Many private companies are considering an initial public offering (IPO) as a strategic way to expand their business. But the process isn’t easy and carries significant risk and requires meticulous planning and strategic foresight to ensure long-term success.
The first step in preparing an IPO is to formulate and present your equity narrative that explains to investors the path you are taking towards value creation and distinguishes your business from other companies. This is vital for establishing an attractive valuation and attracting the attention of analysts, investment bankers and underwriters.
The next step is to review the leadership team and management. An IPO is a risky business, so you want to be sure your management team is capable of handling it. For instance an IPO can bring on additional financial reporting requirements and tax implications, which could require adding an expert in tax or finance to the executive team. You’ll also need to decide pop over to this web-site if you want to have dual-class shares, which gives the founders as well as the top managers different voting rights.

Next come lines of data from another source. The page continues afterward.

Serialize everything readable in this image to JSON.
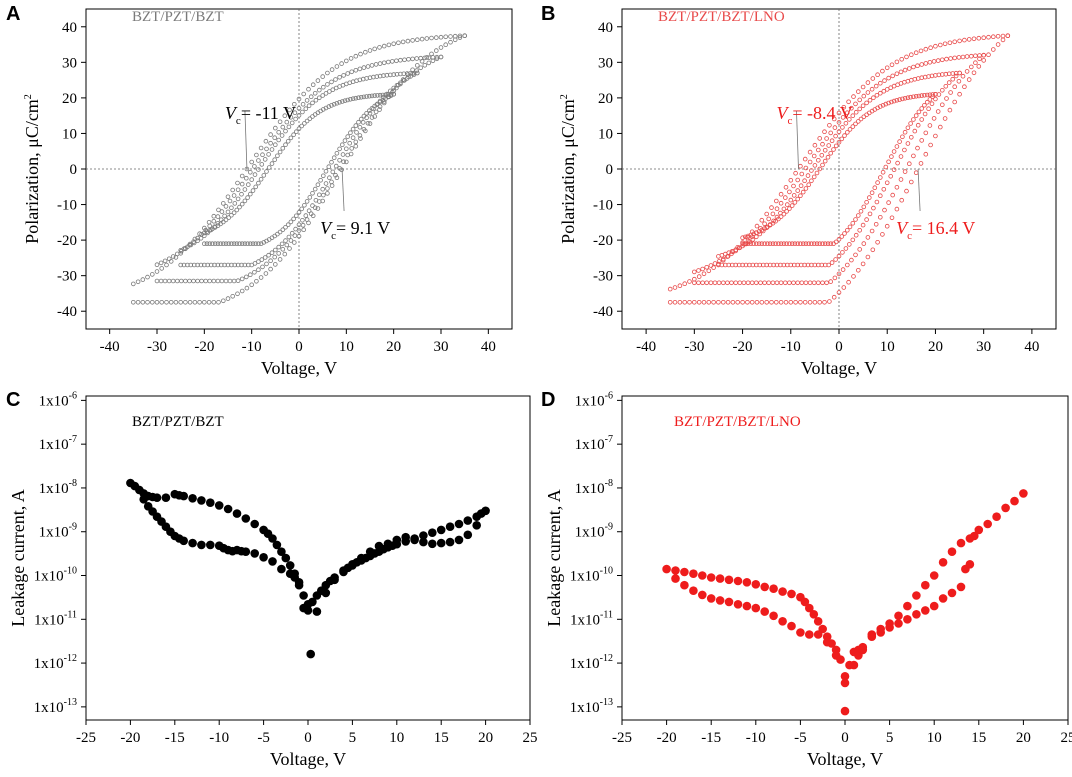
{
  "chart_data": [
    {
      "panel": "A",
      "type": "scatter",
      "subtype": "hysteresis-loops",
      "series_label": "BZT/PZT/BZT",
      "color": "#7a7a7a",
      "xlabel": "Voltage, V",
      "ylabel": "Polarization, μC/cm2",
      "xlim": [
        -45,
        45
      ],
      "ylim": [
        -45,
        45
      ],
      "xticks": [
        -40,
        -30,
        -20,
        -10,
        0,
        10,
        20,
        30,
        40
      ],
      "yticks": [
        -40,
        -30,
        -20,
        -10,
        0,
        10,
        20,
        30,
        40
      ],
      "loops": [
        {
          "vmax": 20,
          "pmax": 21,
          "upper_zero": -6.5,
          "lower_zero": 6.0,
          "up_start": -6.3,
          "down_end": 1.0,
          "offset": 0
        },
        {
          "vmax": 25,
          "pmax": 27,
          "upper_zero": -8.5,
          "lower_zero": 7.5,
          "up_start": -9.0,
          "down_end": 3.0,
          "offset": 0
        },
        {
          "vmax": 30,
          "pmax": 31.5,
          "upper_zero": -9.8,
          "lower_zero": 8.5,
          "up_start": -11.0,
          "down_end": 5.5,
          "offset": 0
        },
        {
          "vmax": 35,
          "pmax": 37.5,
          "upper_zero": -11.0,
          "lower_zero": 9.1,
          "up_start": -16.0,
          "down_end": 7.0,
          "offset": 0
        }
      ],
      "annotations": [
        {
          "var": "V",
          "sub": "c",
          "text": "= -11 V",
          "x": -11,
          "y": 0
        },
        {
          "var": "V",
          "sub": "c",
          "text": "= 9.1 V",
          "x": 9.1,
          "y": 0
        }
      ]
    },
    {
      "panel": "B",
      "type": "scatter",
      "subtype": "hysteresis-loops",
      "series_label": "BZT/PZT/BZT/LNO",
      "color": "#e84a4a",
      "xlabel": "Voltage, V",
      "ylabel": "Polarization, μC/cm2",
      "xlim": [
        -45,
        45
      ],
      "ylim": [
        -45,
        45
      ],
      "xticks": [
        -40,
        -30,
        -20,
        -10,
        0,
        10,
        20,
        30,
        40
      ],
      "yticks": [
        -40,
        -30,
        -20,
        -10,
        0,
        10,
        20,
        30,
        40
      ],
      "loops": [
        {
          "vmax": 20,
          "pmax": 21,
          "upper_zero": -4.0,
          "lower_zero": 9.5,
          "up_start": -3.0,
          "down_end": 4.0,
          "offset": 0
        },
        {
          "vmax": 25,
          "pmax": 27,
          "upper_zero": -5.5,
          "lower_zero": 11.5,
          "up_start": -5.0,
          "down_end": 7.0,
          "offset": 0
        },
        {
          "vmax": 30,
          "pmax": 32,
          "upper_zero": -7.0,
          "lower_zero": 14.0,
          "up_start": -8.0,
          "down_end": 10.0,
          "offset": 0
        },
        {
          "vmax": 35,
          "pmax": 37.5,
          "upper_zero": -8.4,
          "lower_zero": 16.4,
          "up_start": -12.0,
          "down_end": 12.0,
          "offset": 0
        }
      ],
      "annotations": [
        {
          "var": "V",
          "sub": "c",
          "text": "= -8.4 V",
          "x": -8.4,
          "y": 0
        },
        {
          "var": "V",
          "sub": "c",
          "text": "= 16.4 V",
          "x": 16.4,
          "y": 0
        }
      ]
    },
    {
      "panel": "C",
      "type": "scatter",
      "series_label": "BZT/PZT/BZT",
      "color": "#000000",
      "xlabel": "Voltage, V",
      "ylabel": "Leakage current, A",
      "yscale": "log",
      "xlim": [
        -25,
        25
      ],
      "ylim_exp": [
        -13.3,
        -5.9
      ],
      "xticks": [
        -25,
        -20,
        -15,
        -10,
        -5,
        0,
        5,
        10,
        15,
        20,
        25
      ],
      "yticks": [
        "1x10-6",
        "1x10-7",
        "1x10-8",
        "1x10-9",
        "1x10-10",
        "1x10-11",
        "1x10-12",
        "1x10-13"
      ],
      "points": [
        [
          -20,
          1.3e-08
        ],
        [
          -19.5,
          1.1e-08
        ],
        [
          -19,
          9e-09
        ],
        [
          -18.5,
          7.5e-09
        ],
        [
          -18,
          6.5e-09
        ],
        [
          -17.5,
          6.2e-09
        ],
        [
          -17,
          6e-09
        ],
        [
          -16,
          6e-09
        ],
        [
          -15,
          7.2e-09
        ],
        [
          -14.5,
          6.8e-09
        ],
        [
          -14,
          6.5e-09
        ],
        [
          -13,
          5.8e-09
        ],
        [
          -12,
          5.2e-09
        ],
        [
          -11,
          4.6e-09
        ],
        [
          -10,
          4e-09
        ],
        [
          -9,
          3.3e-09
        ],
        [
          -8,
          2.6e-09
        ],
        [
          -7,
          2e-09
        ],
        [
          -6,
          1.5e-09
        ],
        [
          -5,
          1.1e-09
        ],
        [
          -4.5,
          9e-10
        ],
        [
          -4,
          7e-10
        ],
        [
          -3.5,
          5e-10
        ],
        [
          -3,
          3.5e-10
        ],
        [
          -2.5,
          2.5e-10
        ],
        [
          -2,
          1.7e-10
        ],
        [
          -1.5,
          1.1e-10
        ],
        [
          -1,
          7e-11
        ],
        [
          -0.5,
          3.5e-11
        ],
        [
          0,
          2.2e-11
        ],
        [
          0.3,
          1.6e-12
        ],
        [
          -18.5,
          5.5e-09
        ],
        [
          -18,
          3.8e-09
        ],
        [
          -17.5,
          2.9e-09
        ],
        [
          -17,
          2.2e-09
        ],
        [
          -16.5,
          1.7e-09
        ],
        [
          -16,
          1.3e-09
        ],
        [
          -15.5,
          1e-09
        ],
        [
          -15,
          8e-10
        ],
        [
          -14.5,
          7e-10
        ],
        [
          -14,
          6.2e-10
        ],
        [
          -13,
          5.5e-10
        ],
        [
          -12,
          5e-10
        ],
        [
          -11,
          5e-10
        ],
        [
          -10,
          4.8e-10
        ],
        [
          -9.5,
          4.2e-10
        ],
        [
          -9,
          3.8e-10
        ],
        [
          -8.5,
          3.6e-10
        ],
        [
          -8,
          3.8e-10
        ],
        [
          -7.5,
          3.6e-10
        ],
        [
          -7,
          3.5e-10
        ],
        [
          -6,
          3.2e-10
        ],
        [
          -5,
          2.6e-10
        ],
        [
          -4,
          2.1e-10
        ],
        [
          -3,
          1.4e-10
        ],
        [
          -2,
          1.1e-10
        ],
        [
          -1.5,
          9e-11
        ],
        [
          -1,
          6e-11
        ],
        [
          -0.5,
          1.8e-11
        ],
        [
          0,
          1.6e-11
        ],
        [
          0.5,
          2.5e-11
        ],
        [
          1,
          3.5e-11
        ],
        [
          1.5,
          4.5e-11
        ],
        [
          2,
          6e-11
        ],
        [
          2.5,
          7.5e-11
        ],
        [
          3,
          9e-11
        ],
        [
          4,
          1.2e-10
        ],
        [
          4.5,
          1.5e-10
        ],
        [
          5,
          1.7e-10
        ],
        [
          5.5,
          2e-10
        ],
        [
          6,
          2.2e-10
        ],
        [
          6.5,
          2.5e-10
        ],
        [
          7,
          2.8e-10
        ],
        [
          7.5,
          3.2e-10
        ],
        [
          8,
          3.5e-10
        ],
        [
          8.5,
          4e-10
        ],
        [
          9,
          4.4e-10
        ],
        [
          9.5,
          4.8e-10
        ],
        [
          10,
          5.2e-10
        ],
        [
          11,
          6e-10
        ],
        [
          12,
          7e-10
        ],
        [
          13,
          8.2e-10
        ],
        [
          14,
          9.5e-10
        ],
        [
          15,
          1.1e-09
        ],
        [
          16,
          1.3e-09
        ],
        [
          17,
          1.5e-09
        ],
        [
          18,
          1.8e-09
        ],
        [
          19,
          2.2e-09
        ],
        [
          19.5,
          2.6e-09
        ],
        [
          20,
          3e-09
        ],
        [
          1,
          1.5e-11
        ],
        [
          2,
          4e-11
        ],
        [
          3,
          8e-11
        ],
        [
          4,
          1.3e-10
        ],
        [
          5,
          1.8e-10
        ],
        [
          6,
          2.5e-10
        ],
        [
          7,
          3.5e-10
        ],
        [
          8,
          4.7e-10
        ],
        [
          9,
          5.3e-10
        ],
        [
          10,
          6.5e-10
        ],
        [
          11,
          7.5e-10
        ],
        [
          12,
          6.5e-10
        ],
        [
          13,
          5.8e-10
        ],
        [
          14,
          5.3e-10
        ],
        [
          15,
          5.5e-10
        ],
        [
          16,
          5.8e-10
        ],
        [
          17,
          6.5e-10
        ],
        [
          18,
          8.5e-10
        ],
        [
          19,
          1.4e-09
        ]
      ]
    },
    {
      "panel": "D",
      "type": "scatter",
      "series_label": "BZT/PZT/BZT/LNO",
      "color": "#ee1c1c",
      "xlabel": "Voltage, V",
      "ylabel": "Leakage current, A",
      "yscale": "log",
      "xlim": [
        -25,
        25
      ],
      "ylim_exp": [
        -13.3,
        -5.9
      ],
      "xticks": [
        -25,
        -20,
        -15,
        -10,
        -5,
        0,
        5,
        10,
        15,
        20,
        25
      ],
      "yticks": [
        "1x10-6",
        "1x10-7",
        "1x10-8",
        "1x10-9",
        "1x10-10",
        "1x10-11",
        "1x10-12",
        "1x10-13"
      ],
      "points": [
        [
          -20,
          1.4e-10
        ],
        [
          -19,
          1.3e-10
        ],
        [
          -18,
          1.2e-10
        ],
        [
          -17,
          1.1e-10
        ],
        [
          -16,
          1e-10
        ],
        [
          -15,
          9e-11
        ],
        [
          -14,
          8.5e-11
        ],
        [
          -13,
          8e-11
        ],
        [
          -12,
          7.5e-11
        ],
        [
          -11,
          7e-11
        ],
        [
          -10,
          6.3e-11
        ],
        [
          -9,
          5.5e-11
        ],
        [
          -8,
          5e-11
        ],
        [
          -7,
          4.3e-11
        ],
        [
          -6,
          3.8e-11
        ],
        [
          -5,
          3.2e-11
        ],
        [
          -4.5,
          2.5e-11
        ],
        [
          -4,
          1.8e-11
        ],
        [
          -3.5,
          1.3e-11
        ],
        [
          -3,
          9e-12
        ],
        [
          -2.5,
          6e-12
        ],
        [
          -2,
          4e-12
        ],
        [
          -1.5,
          2.8e-12
        ],
        [
          -1,
          2e-12
        ],
        [
          -0.5,
          1.2e-12
        ],
        [
          0,
          5e-13
        ],
        [
          0,
          8e-14
        ],
        [
          -19,
          8.5e-11
        ],
        [
          -18,
          6e-11
        ],
        [
          -17,
          4.5e-11
        ],
        [
          -16,
          3.6e-11
        ],
        [
          -15,
          3e-11
        ],
        [
          -14,
          2.7e-11
        ],
        [
          -13,
          2.5e-11
        ],
        [
          -12,
          2.2e-11
        ],
        [
          -11,
          2e-11
        ],
        [
          -10,
          1.8e-11
        ],
        [
          -9,
          1.5e-11
        ],
        [
          -8,
          1.2e-11
        ],
        [
          -7,
          9e-12
        ],
        [
          -6,
          7e-12
        ],
        [
          -5,
          5e-12
        ],
        [
          -4,
          4.5e-12
        ],
        [
          -3,
          4.5e-12
        ],
        [
          -2,
          3e-12
        ],
        [
          -1,
          1.5e-12
        ],
        [
          0,
          3.5e-13
        ],
        [
          0.5,
          9e-13
        ],
        [
          1,
          1.8e-12
        ],
        [
          1.5,
          2e-12
        ],
        [
          2,
          2.3e-12
        ],
        [
          3,
          4e-12
        ],
        [
          4,
          5e-12
        ],
        [
          5,
          6.5e-12
        ],
        [
          6,
          8e-12
        ],
        [
          7,
          1e-11
        ],
        [
          8,
          1.3e-11
        ],
        [
          9,
          1.6e-11
        ],
        [
          10,
          2e-11
        ],
        [
          11,
          3e-11
        ],
        [
          12,
          4e-11
        ],
        [
          13,
          5.5e-11
        ],
        [
          13.5,
          1.4e-10
        ],
        [
          14,
          1.8e-10
        ],
        [
          1,
          9e-13
        ],
        [
          1.5,
          1.5e-12
        ],
        [
          2,
          2e-12
        ],
        [
          3,
          4.5e-12
        ],
        [
          4,
          6e-12
        ],
        [
          5,
          8e-12
        ],
        [
          6,
          1.2e-11
        ],
        [
          7,
          2e-11
        ],
        [
          8,
          3.5e-11
        ],
        [
          9,
          6e-11
        ],
        [
          10,
          1e-10
        ],
        [
          11,
          2e-10
        ],
        [
          12,
          3.5e-10
        ],
        [
          13,
          5.5e-10
        ],
        [
          14,
          7e-10
        ],
        [
          14.5,
          8e-10
        ],
        [
          15,
          1.1e-09
        ],
        [
          16,
          1.5e-09
        ],
        [
          17,
          2.2e-09
        ],
        [
          18,
          3.5e-09
        ],
        [
          19,
          5e-09
        ],
        [
          20,
          7.5e-09
        ]
      ]
    }
  ]
}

A strong track record of financial control and accountability is essential for an IPO. This means having a clearly defined SOX program, which should be in place and up-to-date prior to the IPO. It is also essential to review your current records system, including minutes, material agreements, capitalization files and old options grants. This is crucial for meeting SEC requirements and bank underwriters. It is crucial to determine if there are any potential “material weaknesses” in the company’s controls to ensure that you have the controls in place prior to going public.